Mr. Woody Johnson, Mr. Rex Ryan, members of the Jets Insider staff, the distinguished guests of the Landing Strip, the lovely ladies of the Flight Crew and fellow citizens of Jets Nation.
Tonight I want to begin by congratulating the New York Jets on the successful endeavors of their season thus far. And as we mark this occasion, the first ever JetsInsider.com State of the Nation address, I would also like to be mindful of those endeavors that have been considered a failure. It is with high hopes that citizens of Jets Nation wish the team learns from these failures and use them to continue their guarantee of bringing the Lombardi Trophy through the Canyon of Champions.
It’s no secret that this 2011-12 team has had its share of adversity to overcome. The debates have been endless; Mark Sanchez or Brian Schottenheimer, the offensive line or the running game, Bart Scott or the safeties. Many fingers have been pointed, names called out and blood boiling in the pressure cooker of the Big Apple. But, my friends, all those are the ingredients of a hard-nosed, battle-tested, championship-ready team. I ask you, how many wars were won without adversity? How many achievements reached without an obstacle to hurdle? That’s what makes being a winner so satisfying — vanquishing hardships to end up more resolute and stoic.
And it is on the day after Thanksgiving — a day that symbolizes family, unity and togetherness — that the State of the Nation address is to be given; to remind those who have forgotten that team’s are not defined by half of their work. They are defined by their entire season, one that has currently yet to be played out. It has happened far too often in recent history for us to continue to remain pessimistic. In 2009, at 4-6 with a rookie quarterback and first-year head coach, the Jets rattled off a 5-1 record to propel their way into the playoffs for a run to the AFC Championship game.
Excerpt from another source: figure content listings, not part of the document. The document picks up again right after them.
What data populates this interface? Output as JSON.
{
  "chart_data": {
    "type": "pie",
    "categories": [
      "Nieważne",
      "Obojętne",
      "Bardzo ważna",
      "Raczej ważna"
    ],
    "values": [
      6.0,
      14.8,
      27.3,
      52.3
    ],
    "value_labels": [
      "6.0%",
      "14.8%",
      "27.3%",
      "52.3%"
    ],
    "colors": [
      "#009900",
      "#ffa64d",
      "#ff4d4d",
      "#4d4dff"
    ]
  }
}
In 2010, they lost two straight following Thanksgiving only to beat Pittsburgh and Buffalo to get the last wild card spot.
“I absolutely believe this team is capable of doing [going on another late season run],” Ryan said.” We’ve done it [before]. You go back to the recent history that we’ve had. We, generally, play our best at the end of the year. And [now] we have to. I think the ability to run the football and protect the quarterback, especially this time of the year, is critical. There is no doubt. I think that, moving forward, we’re going to be just fine in those two areas. I feel good about it.”
Currently they rank 26th in rushing yards (966) and tenth in sacks allowed with 26, one more than their total from 2009. But Shonn Greene has average 4.7 yards per carry over his last four games with Joe McKnight getting a shot on offense last week, totaling 121 yards. And while the offensive line has given up eight sacks in the last two games, guard Matt Slauson said the unit was getting too “tight in the middle” which put extra pressure on the tackles. In a report from the New York Daily News, he said the unit has abandoned that logic and hopes that will fix the holes on the problems with protecting Sanchez.
A combined 7-4 over the last two season after Thanksgiving, the Jets have been down this road before. Wavering supporters step aside, for we have heard the cries of their inept offensive coordinator before. We have seen the struggles of an offense yet to find their stride. We have seen the defense take a few shots on the chin. Adversity is nothing new for this team — a self-proclaimed team of destiny.
They are poised for progress. Two years of sneaking in through the back door only to be a stone’s throw away from football’s Holy Grail. While champions are measured by rings and wins it’s not only what defines them. They are defined by guts, grit and their response to the unforeseen.
That’s the project of the New York Jets. And for the citizens of Jets Nation, in Fireman Ed we trust.